Era un aristocratico austriaco messo male. Hans ne fu impressionato ma Joachim ci aveva fatto l’abitudine.
Andarono al ristorante.
Al ristorante p. 19
Hans mangiava molto anche senza una gran fame, “semplicemente per rispetto di sé” (p. 21). E’ il rispetto della borghesia che trova l’identità nel denaro e in quello che si può comprare con il denaro.
Il padre di Tony Buddembrook  dice alla figlia: “non puoi seguire le tue vie irregolari”.
Joachim invece inveì contro il vitto ma bevve il vino con trasporto.
I due cugini ridevano delle strane usanze di lassù, come portare a valle i cadaveri con le slitte, o deridevano l’ignoranza, gli strafalcioni degli ospiti, ma poi Joachim si rabbuiò pensando al suo destino. “Sono costretto a marcire qui come in uno stagno di acqua putrida” (p. 23)
Aappare il dottor Krokowski, l’aiuto di Behrens il primario e consigliere aulico.
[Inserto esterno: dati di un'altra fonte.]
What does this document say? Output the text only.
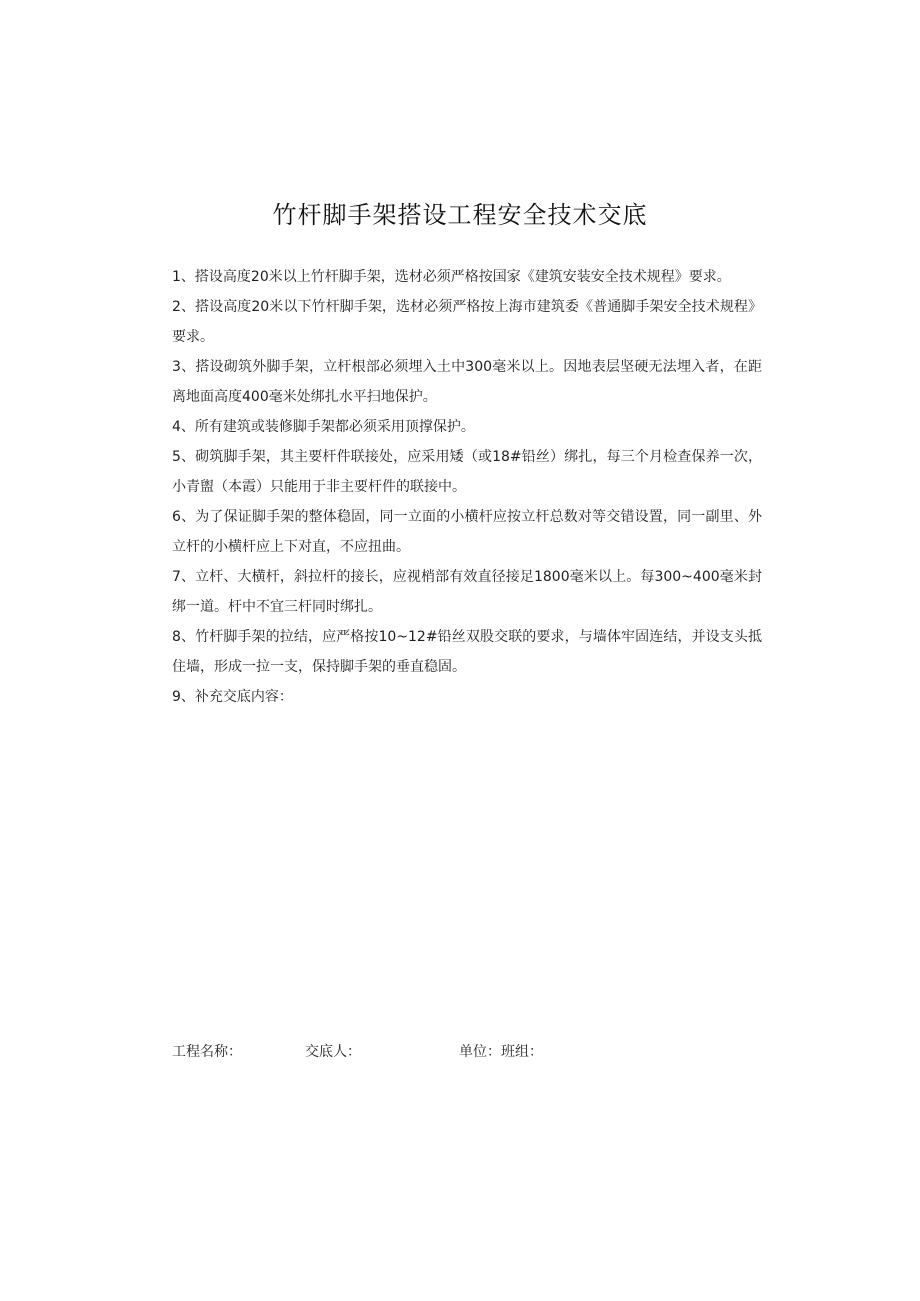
竹杆脚手架搭设工程安全技术交底
1、搭设高度20米以上竹杆脚手架，选材必须严格按国家《建筑安装安全技术规程》要求。
2、搭设高度20米以下竹杆脚手架，选材必须严格按上海市建筑委《普通脚手架安全技术规程》要求。
3、搭设砌筑外脚手架，立杆根部必须埋入土中300毫米以上。因地表层坚硬无法埋入者，在距离地面高度400毫米处绑扎水平扫地保护。
4、所有建筑或装修脚手架都必须采用顶撑保护。
5、砌筑脚手架，其主要杆件联接处，应采用矮（或18#铅丝）绑扎，每三个月检查保养一次，小青盥（本霞）只能用于非主要杆件的联接中。
6、为了保证脚手架的整体稳固，同一立面的小横杆应按立杆总数对等交错设置，同一副里、外立杆的小横杆应上下对直，不应扭曲。
7、立杆、大横杆，斜拉杆的接长，应视梢部有效直径接足1800毫米以上。每300~400毫米封绑一道。杆中不宜三杆同时绑扎。
8、竹杆脚手架的拉结，应严格按10~12#铅丝双股交联的要求，与墙体牢固连结，并设支头抵住墙，形成一拉一支，保持脚手架的垂直稳固。
9、补充交底内容：
工程名称：	交底人：	单位：班组：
Aveva circa 35 anni e il volto di “un pallore diafano, addirittura fosforescente” (p. 24).  Pallore fosforescente è una callida iunctura. Fa pensare a un robot.
Hans disse di essere perfettamente sano e il dottore rispose che non aveva mai incontrato una persona perfettamente sana. Hans andando a letto, ebbe un brivido: pensò che era un letto di morte, ma poi si corresse, un normalissimo letto di morte. Morire è normale Il pensiero della morte comincia a invaderlo.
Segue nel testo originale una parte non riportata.